One of the most refreshing talks of the day came from Iulia Feroli. Titled How I built my own intelligent Robot Arm from Scratch – her practical take on applying servo motors, Arduinos, Raspberry Pis, and documenting her trials and errors on her YouTube channel – at first glance seemed AI-adjacent. However, given the increasingly symbiotic relationship between robotics and AI, using the two in tandem – messy though it might appear – is a crucial part of the learning curve, she explained. And while that’s the opposite of how most AI is being marketed, it’s arguably much closer to how it actually works.

If Nikki’s keynote was about people, Jeff Watkins’ closing talk was about perception. Titled Descartes’ Daughter: How We Taught Machines to Feel (and Why We Believed Them), his core argument was that we humanise or ‘anthropomorphise’ AI. We speak and interact with it as if it were human, even though we know ‘it’s not real”.

However, the key distinction he made was that although modern LLMs are emotionally fluent, conversationally natural, and performatively intelligent, they simulate understanding. As humans, we often confuse performance with comprehension – which can have some morally questionable consequences, he reasoned. Interaction can lead to influence, and influence can morph into potential manipulation.

Affirmative Action

Throughout the day, the need for robust guardrails around this accelerating area of technology was referenced. And each time, the conclusion was consistent: the responsibility doesn’t sit with the technology – it sits with us.

This is a responsibility that many developers I spoke to take very seriously indeed. If they are tasked with building systems that none of us fully understand, and they have concerns about what the impact will be, they need to feel empowered to raise these ethical questions; which means we all need to feel comfortable asking questions – without a sense of ‘digital shame.’

It’s this willingness to engage in broader discussions around responsibility as well as capability, that for me made this conference distinctive. Though my expectation was for a tech-heavy cacophony of coding, the fact everything was couched in contemporary issues facing us here and now made the Dutch AI Conference all the more credible and insightful.
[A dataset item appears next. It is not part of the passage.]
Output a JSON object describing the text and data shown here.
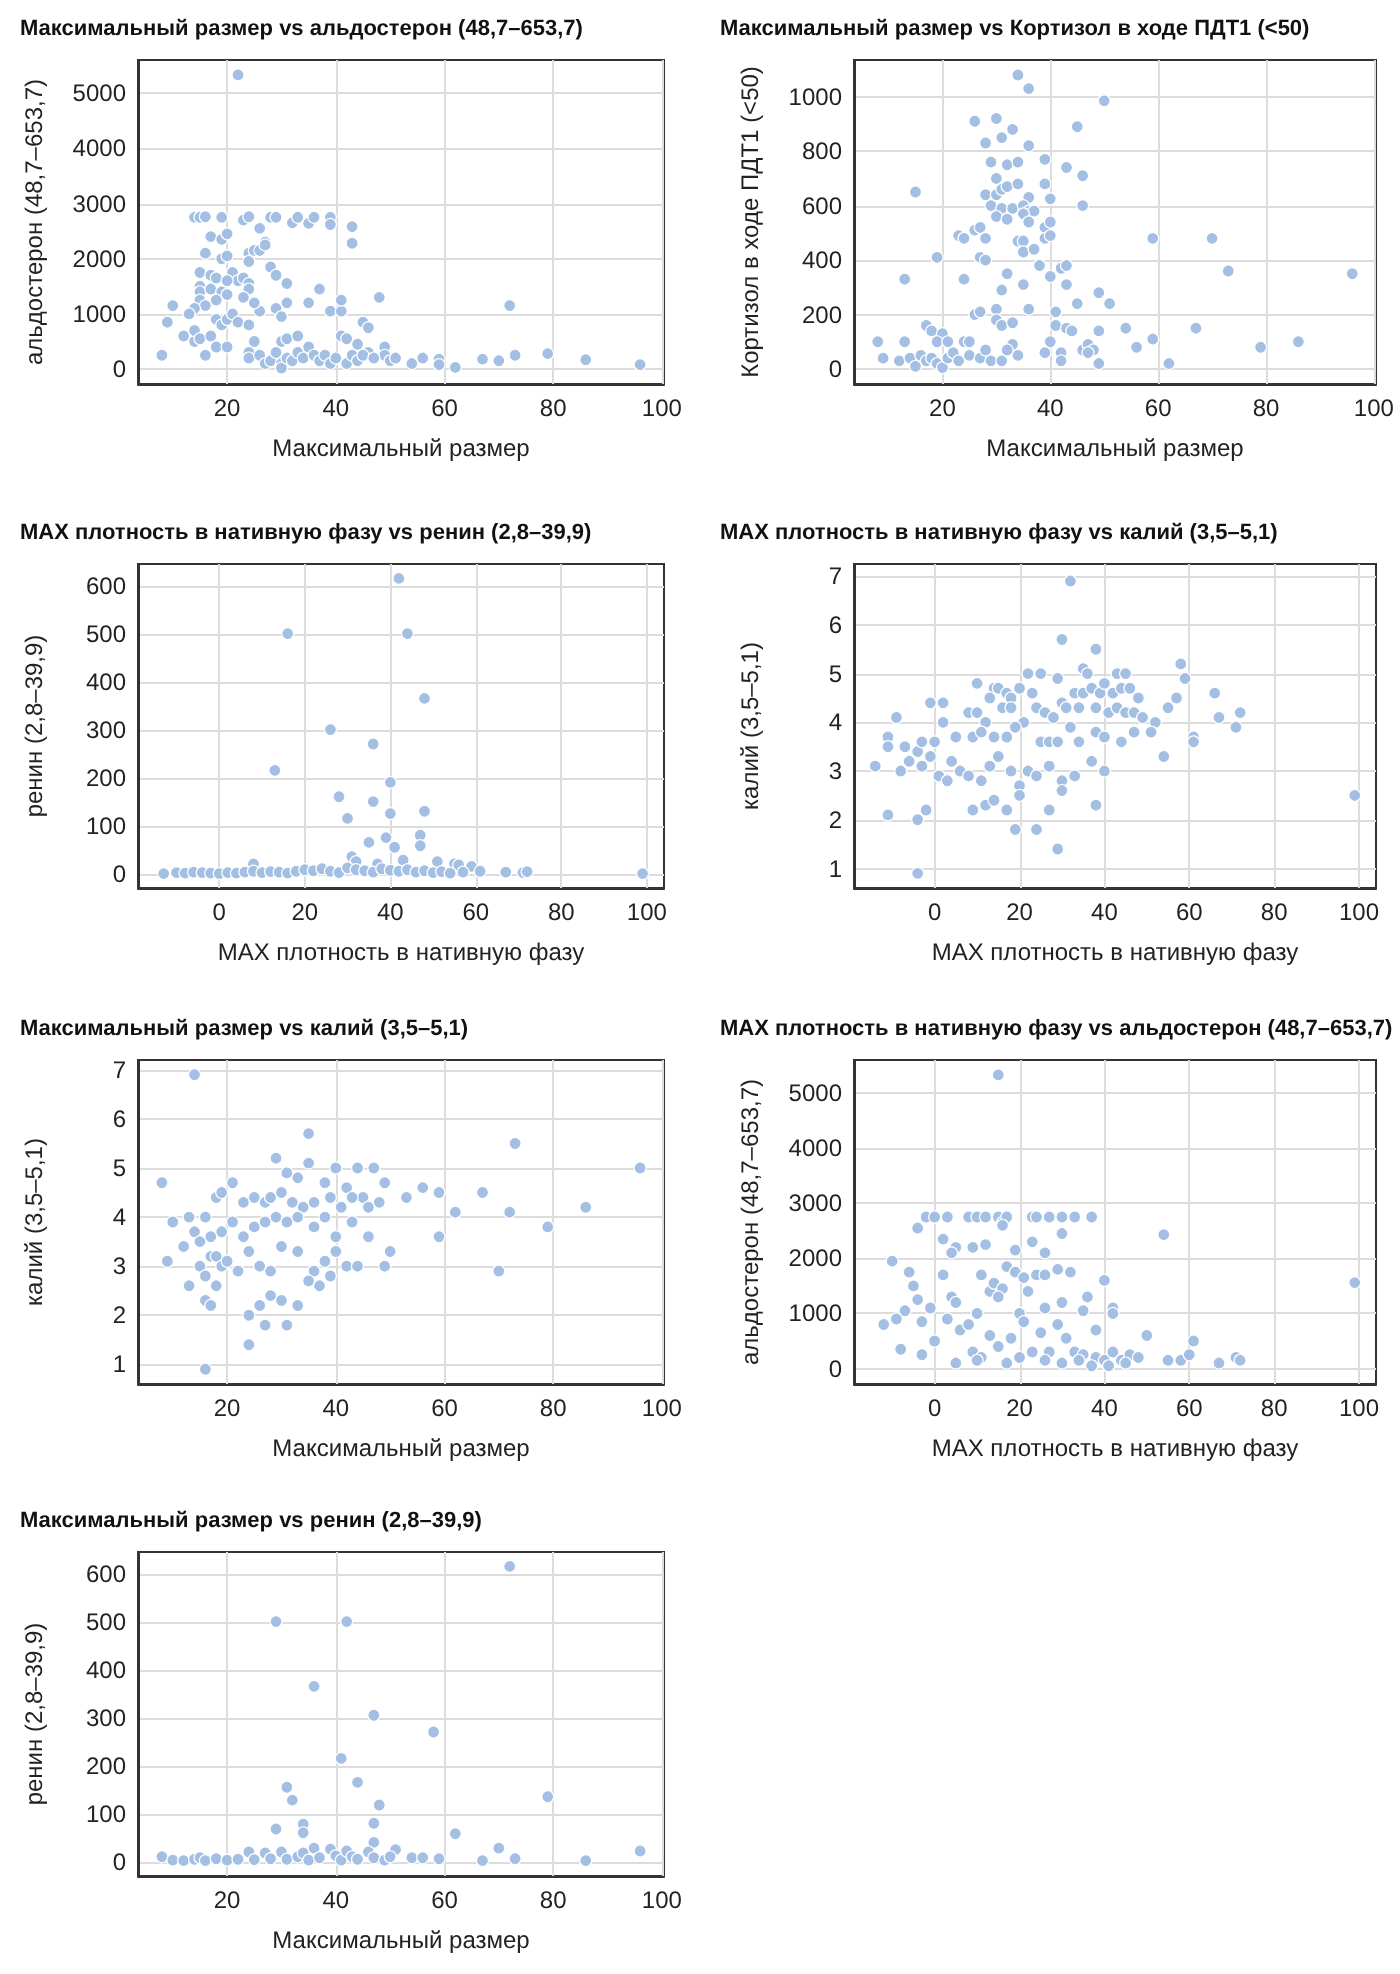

One of the most talked-about attractions was Aurora: a Unitree G1 humanoid robot roaming the venue, interacting with delegates. For some, it triggered the familiar unease of the uncanny valley. For others, it was irresistible: selfies, handshakes, even hugs. Which, in hindsight, proved Jeff Watkins’ point better than any slide could.

In short, this conference wasn’t just showcasing what AI can do. It was about exposing the gap between what AI is and how we experience it. And the right questions were being asked: How do we actually adopt this stuff? What are we building? Where do we draw the ethical lines? And how do we stay human in the process?

If this is where the conversation starts, then the next few years of this conference, and this industry, are going to be very interesting indeed.